In Chicago, sales fell, manufacturing and capital spending declined. Dallas business was “bouncing along the bottom.” St. Louis area manufacturers announced shutdowns and permanent layoffs.
The Obama administration’s recovery means the gross domestic product must rise by 1-2 percent later this year or early in 2010. If this happens, workers will not necessarily recover jobs or wages.
The jobless rate might hit 10% percent by Christmas 2009 and the Wall Street Journal’s experts foresee the possibility of one million more jobs disappearing by summer 2010.
In such a climate, Americans should at least compare the two habits. The NY Times presents new cars offered by great companies that manufacture them to “Mexican drug cartels” who “pushed heroin sales beyond major cities into America’s suburban and rural byways.” As Fiat buys Chrysler, the Times reports disparagingly about how Mexican cartels, “the greatest organized crime threat in the United States,” are “taking over heroin distribution from Colombians and Dominicans.” As car sales fall, the cartels are “making new inroads across the country.”
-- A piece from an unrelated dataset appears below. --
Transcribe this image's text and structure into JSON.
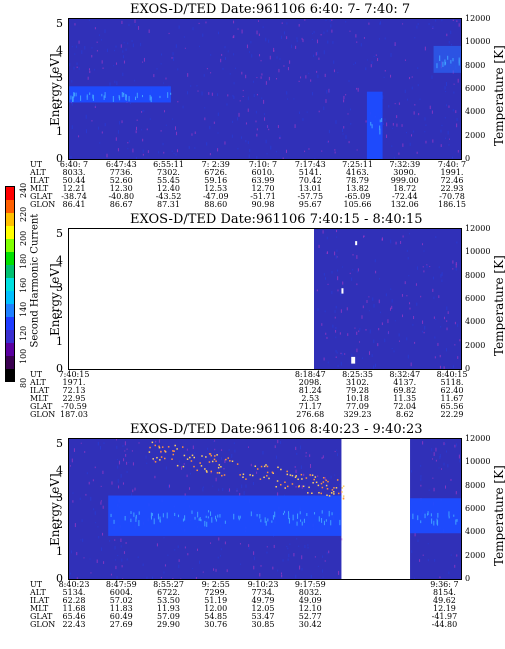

The bad habit bears, however, introduced a new product into the heartland of the country that is selling like proverbial hotcakes. Heroin, peddled by “illegal immigrants,” killed Dana Smith, of Grove City, Ohio. Her two brothers are also addicted. The story elicited pity for the mother and blames those immigrants who sell dime bags on small town streets because they lost their jobs and couldn’t get new ones. It didn’t report how doctors and pharmacists make available similar, albeit legal, items to people who need sleep, euphoria, more energy — escape from reality.
Nor did the Times compare the effects of each habit. 1999 statistics show some 43,000 people died in auto accidents compared to 19,000 who perished from drug abuse (not only heroin). (http://www.wrongdiagnosis.com/lists/deaths.htm)
The UN reported global drug business grossing $320 billion annually, the 21st largest economy — after Sweden. Some 200,000 die each year as a result of the illegal drug trade; five million die from tobacco and 2.5 million from alcohol.
Lousy habits — all of them. But the Times doesn’t ask: why should the premises of our society provoke so many destructive habits? Instead, like a stenographer, it reports industry’s attempt to extol the virtues of one bad habit, while morally demeaning another one that causes less death and environmental destruction.
Bad times can encourage worse habits. Addiction to drugs — or alcohol — produces disastrous results. But this should not become a reason to try to re-hook people on cars, as our environment warns us to make drastic changes in just such a habit.